Still working in Marlboro? I'll dig it out of the basement. I'm home Thursdays and Fridays or I could just hang it from the mailbox.


----------



## dlague (Feb 4, 2016)

wa-loaf said:


> I've got a harness and leash if you want it.



Harness is a good way to start.  Then again, nick, I think we had that chair lift discussion.


----------



## Whitey (Feb 5, 2016)

Nick -

I've got some stuff.   I was going to just donate it to our town's ski swap but I missed it this year.   Let me dig them out tonight.  I'll take some pics and note the sizes.   If its something that will work for you - you can have them, we can just work something out on the shipping charges.


----------



## deadheadskier (Feb 5, 2016)

How about skis for a 10 month old?  My son can pull himself up and steady himself standing while holding onto my legs.  I think he's ready!!!!


----------



## Whitey (Feb 6, 2016)

Nick -

I've got these.   The Blizzards are 120CM, the Heads are 125CM.   You can have them if you want them.   I am sure I've got some boots somwhere in a box in the attic too.   But check that boot size & let me know, "size 8" sounds too big unless you mean a "youth size 8".  My youngest just turned 13 and he wears a 8.5 size boot.

The Blizzards:


The Heads:


----------



## wa-loaf (Feb 6, 2016)

Whitey said:


> Nick -
> 
> I've got these.   The Blizzards are 120CM, the Heads are 125CM.   You can have them if you want them.   I am sure I've got some boots somwhere in a box in the attic too.   But check that boot size & let me know, "size 8" sounds too big unless you mean a "youth size 8".  My youngest just turned 13 and he wears a 8.5 size boot.
> 
> ...



Good deal and Nick should take you up on those, but that size is better suited for an 8-9 year old. Nick should be looking for 70-80 skis.


----------



## Whitey (Feb 6, 2016)

wa-loaf said:


> Good deal and Nick should take you up on those, but that size is better suited for an 8-9 year old. Nick should be looking for 70-80 skis.

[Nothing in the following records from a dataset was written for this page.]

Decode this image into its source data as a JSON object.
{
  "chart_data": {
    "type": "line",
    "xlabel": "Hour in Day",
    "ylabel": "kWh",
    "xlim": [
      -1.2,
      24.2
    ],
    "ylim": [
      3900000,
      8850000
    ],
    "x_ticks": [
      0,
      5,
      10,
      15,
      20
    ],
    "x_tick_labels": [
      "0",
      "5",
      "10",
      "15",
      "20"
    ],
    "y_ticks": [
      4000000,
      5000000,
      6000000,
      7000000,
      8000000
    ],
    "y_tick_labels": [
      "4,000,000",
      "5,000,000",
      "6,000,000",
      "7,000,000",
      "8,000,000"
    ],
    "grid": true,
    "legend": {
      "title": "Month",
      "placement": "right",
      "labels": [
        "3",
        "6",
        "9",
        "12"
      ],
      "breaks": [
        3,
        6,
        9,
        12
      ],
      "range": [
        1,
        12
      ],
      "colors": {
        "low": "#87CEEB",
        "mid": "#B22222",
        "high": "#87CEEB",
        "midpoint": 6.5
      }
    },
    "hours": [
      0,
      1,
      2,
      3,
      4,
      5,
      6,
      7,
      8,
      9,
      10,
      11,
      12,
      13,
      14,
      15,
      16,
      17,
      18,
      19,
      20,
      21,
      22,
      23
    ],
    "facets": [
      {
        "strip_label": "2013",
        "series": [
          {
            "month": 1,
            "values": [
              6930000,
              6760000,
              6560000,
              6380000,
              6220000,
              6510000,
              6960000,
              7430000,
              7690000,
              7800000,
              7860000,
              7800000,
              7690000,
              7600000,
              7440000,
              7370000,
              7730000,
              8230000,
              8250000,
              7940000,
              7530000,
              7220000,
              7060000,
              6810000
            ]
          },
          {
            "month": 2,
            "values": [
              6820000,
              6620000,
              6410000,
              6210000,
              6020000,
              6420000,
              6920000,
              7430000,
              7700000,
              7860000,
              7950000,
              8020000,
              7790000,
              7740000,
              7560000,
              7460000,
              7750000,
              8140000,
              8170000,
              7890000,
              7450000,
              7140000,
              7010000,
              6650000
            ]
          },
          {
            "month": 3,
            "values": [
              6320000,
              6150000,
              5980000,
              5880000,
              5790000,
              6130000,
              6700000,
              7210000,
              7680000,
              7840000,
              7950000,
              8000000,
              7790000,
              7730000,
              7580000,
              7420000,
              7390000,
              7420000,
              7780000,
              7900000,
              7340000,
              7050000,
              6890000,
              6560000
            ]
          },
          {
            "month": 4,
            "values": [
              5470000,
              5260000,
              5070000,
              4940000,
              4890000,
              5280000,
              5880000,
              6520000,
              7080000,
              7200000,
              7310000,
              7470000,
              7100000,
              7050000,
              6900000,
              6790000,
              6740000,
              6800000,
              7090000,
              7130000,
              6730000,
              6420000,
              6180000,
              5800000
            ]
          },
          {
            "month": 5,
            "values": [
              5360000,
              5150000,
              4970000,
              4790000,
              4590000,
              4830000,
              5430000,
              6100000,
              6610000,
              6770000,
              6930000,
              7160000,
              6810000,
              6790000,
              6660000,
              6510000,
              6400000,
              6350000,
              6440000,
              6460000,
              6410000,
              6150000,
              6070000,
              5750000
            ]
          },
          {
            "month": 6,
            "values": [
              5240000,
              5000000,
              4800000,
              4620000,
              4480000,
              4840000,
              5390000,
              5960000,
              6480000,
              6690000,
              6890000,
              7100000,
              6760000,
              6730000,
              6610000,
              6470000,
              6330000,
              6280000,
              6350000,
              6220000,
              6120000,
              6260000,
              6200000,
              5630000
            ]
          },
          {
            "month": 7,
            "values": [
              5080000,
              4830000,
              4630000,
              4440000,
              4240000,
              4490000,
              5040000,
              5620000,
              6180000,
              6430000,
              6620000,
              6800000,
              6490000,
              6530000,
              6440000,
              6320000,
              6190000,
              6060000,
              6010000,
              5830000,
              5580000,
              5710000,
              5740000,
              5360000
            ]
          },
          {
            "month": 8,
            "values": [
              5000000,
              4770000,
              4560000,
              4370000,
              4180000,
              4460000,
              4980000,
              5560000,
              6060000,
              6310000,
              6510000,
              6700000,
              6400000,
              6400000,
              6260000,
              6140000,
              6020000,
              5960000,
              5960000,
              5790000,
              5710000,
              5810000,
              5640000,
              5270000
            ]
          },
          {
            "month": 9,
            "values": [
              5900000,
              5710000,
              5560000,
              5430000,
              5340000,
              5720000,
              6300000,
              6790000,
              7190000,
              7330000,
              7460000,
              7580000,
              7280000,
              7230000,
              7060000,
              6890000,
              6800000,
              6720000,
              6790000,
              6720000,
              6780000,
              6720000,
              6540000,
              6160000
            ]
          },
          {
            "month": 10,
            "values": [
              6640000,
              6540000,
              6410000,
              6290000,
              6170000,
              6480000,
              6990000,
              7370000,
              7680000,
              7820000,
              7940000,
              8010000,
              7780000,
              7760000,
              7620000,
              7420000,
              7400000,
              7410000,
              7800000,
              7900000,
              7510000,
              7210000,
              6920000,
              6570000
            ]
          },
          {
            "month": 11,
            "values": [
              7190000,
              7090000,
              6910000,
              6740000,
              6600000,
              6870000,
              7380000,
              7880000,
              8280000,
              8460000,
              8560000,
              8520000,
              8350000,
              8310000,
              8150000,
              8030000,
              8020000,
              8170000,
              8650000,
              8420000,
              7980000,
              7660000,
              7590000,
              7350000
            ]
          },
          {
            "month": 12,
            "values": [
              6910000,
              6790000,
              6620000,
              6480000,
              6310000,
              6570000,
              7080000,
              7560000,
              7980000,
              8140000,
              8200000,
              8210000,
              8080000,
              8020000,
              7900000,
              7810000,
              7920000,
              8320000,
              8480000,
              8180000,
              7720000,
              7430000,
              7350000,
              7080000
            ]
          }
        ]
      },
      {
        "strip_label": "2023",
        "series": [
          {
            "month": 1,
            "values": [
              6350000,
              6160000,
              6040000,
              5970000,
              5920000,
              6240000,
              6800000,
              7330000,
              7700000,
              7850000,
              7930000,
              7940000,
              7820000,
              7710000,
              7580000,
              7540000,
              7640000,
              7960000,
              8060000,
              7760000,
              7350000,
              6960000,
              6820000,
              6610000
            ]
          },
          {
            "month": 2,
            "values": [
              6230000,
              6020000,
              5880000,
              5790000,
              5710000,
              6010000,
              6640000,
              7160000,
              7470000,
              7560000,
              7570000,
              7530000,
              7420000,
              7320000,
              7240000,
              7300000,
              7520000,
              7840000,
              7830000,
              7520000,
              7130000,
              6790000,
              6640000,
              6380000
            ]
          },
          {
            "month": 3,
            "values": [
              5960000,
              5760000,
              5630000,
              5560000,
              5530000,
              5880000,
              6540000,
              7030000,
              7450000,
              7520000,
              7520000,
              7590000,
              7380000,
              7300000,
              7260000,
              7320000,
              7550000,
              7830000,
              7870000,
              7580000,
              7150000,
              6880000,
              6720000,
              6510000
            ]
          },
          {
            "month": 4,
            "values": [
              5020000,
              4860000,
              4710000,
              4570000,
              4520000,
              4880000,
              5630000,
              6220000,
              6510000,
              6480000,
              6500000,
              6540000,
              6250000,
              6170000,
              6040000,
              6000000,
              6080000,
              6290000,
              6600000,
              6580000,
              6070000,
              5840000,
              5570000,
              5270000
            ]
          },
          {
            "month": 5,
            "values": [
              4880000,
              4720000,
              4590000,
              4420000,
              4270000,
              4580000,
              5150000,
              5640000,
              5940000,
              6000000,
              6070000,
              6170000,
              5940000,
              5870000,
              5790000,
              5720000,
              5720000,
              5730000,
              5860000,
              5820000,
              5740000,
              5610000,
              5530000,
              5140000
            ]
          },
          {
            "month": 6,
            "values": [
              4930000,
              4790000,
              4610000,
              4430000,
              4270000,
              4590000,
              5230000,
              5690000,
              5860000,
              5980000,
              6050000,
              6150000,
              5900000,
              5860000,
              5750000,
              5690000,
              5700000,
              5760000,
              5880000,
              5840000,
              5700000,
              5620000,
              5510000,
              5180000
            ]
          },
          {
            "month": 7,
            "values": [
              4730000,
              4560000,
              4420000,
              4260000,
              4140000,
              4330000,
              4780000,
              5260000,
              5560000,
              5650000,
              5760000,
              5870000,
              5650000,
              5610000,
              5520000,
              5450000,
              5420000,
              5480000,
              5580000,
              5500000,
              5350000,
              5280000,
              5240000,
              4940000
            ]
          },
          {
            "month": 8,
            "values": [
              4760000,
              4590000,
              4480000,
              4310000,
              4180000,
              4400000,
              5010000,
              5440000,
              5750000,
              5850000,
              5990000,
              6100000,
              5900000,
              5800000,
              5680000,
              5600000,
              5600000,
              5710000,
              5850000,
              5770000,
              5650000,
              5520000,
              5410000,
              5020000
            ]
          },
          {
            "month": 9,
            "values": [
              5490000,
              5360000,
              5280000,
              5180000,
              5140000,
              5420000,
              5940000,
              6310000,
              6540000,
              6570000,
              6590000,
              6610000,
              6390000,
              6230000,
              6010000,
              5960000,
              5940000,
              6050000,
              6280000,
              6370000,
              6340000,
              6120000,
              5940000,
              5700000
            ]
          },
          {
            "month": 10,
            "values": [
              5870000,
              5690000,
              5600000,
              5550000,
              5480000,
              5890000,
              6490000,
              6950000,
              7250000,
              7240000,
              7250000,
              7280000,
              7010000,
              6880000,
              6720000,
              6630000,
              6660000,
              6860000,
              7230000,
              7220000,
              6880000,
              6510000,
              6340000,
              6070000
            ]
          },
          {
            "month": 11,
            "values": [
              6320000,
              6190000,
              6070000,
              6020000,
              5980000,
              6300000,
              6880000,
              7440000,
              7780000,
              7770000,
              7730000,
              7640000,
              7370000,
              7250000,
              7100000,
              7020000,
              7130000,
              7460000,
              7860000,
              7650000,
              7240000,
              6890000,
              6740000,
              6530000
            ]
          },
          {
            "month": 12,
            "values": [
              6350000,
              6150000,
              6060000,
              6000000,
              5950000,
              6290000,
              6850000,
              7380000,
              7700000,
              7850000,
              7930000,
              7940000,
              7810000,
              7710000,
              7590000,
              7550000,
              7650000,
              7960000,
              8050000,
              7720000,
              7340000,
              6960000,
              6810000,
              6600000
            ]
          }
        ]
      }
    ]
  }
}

Yikes!   I'm out of practice on the really little kid stuff - sorry.    Ping me in about 4 yrs. . .

I'll dig around some more - i may have smaller.


----------



## Nick (Feb 7, 2016)

Whitey said:


> Nick -
> 
> I've got some stuff.   I was going to just donate it to our town's ski swap but I missed it this year.   Let me dig them out tonight.  I'll take some pics and note the sizes.   If its something that will work for you - you can have them, we can just work something out on the shipping charges.



That would be awesome! I'll pm you. 

Went yesterday and rented , I'll post up a trip report later


----------



## Nick (Feb 8, 2016)

wa-loaf said:


> Good deal and Nick should take you up on those, but that size is better suited for an 8-9 year old. Nick should be looking for 70-80 skis.




I was just googling length bc it sounded long haha. I rented at wachusett last weekend. I'll def get something at a ski swap next year.


----------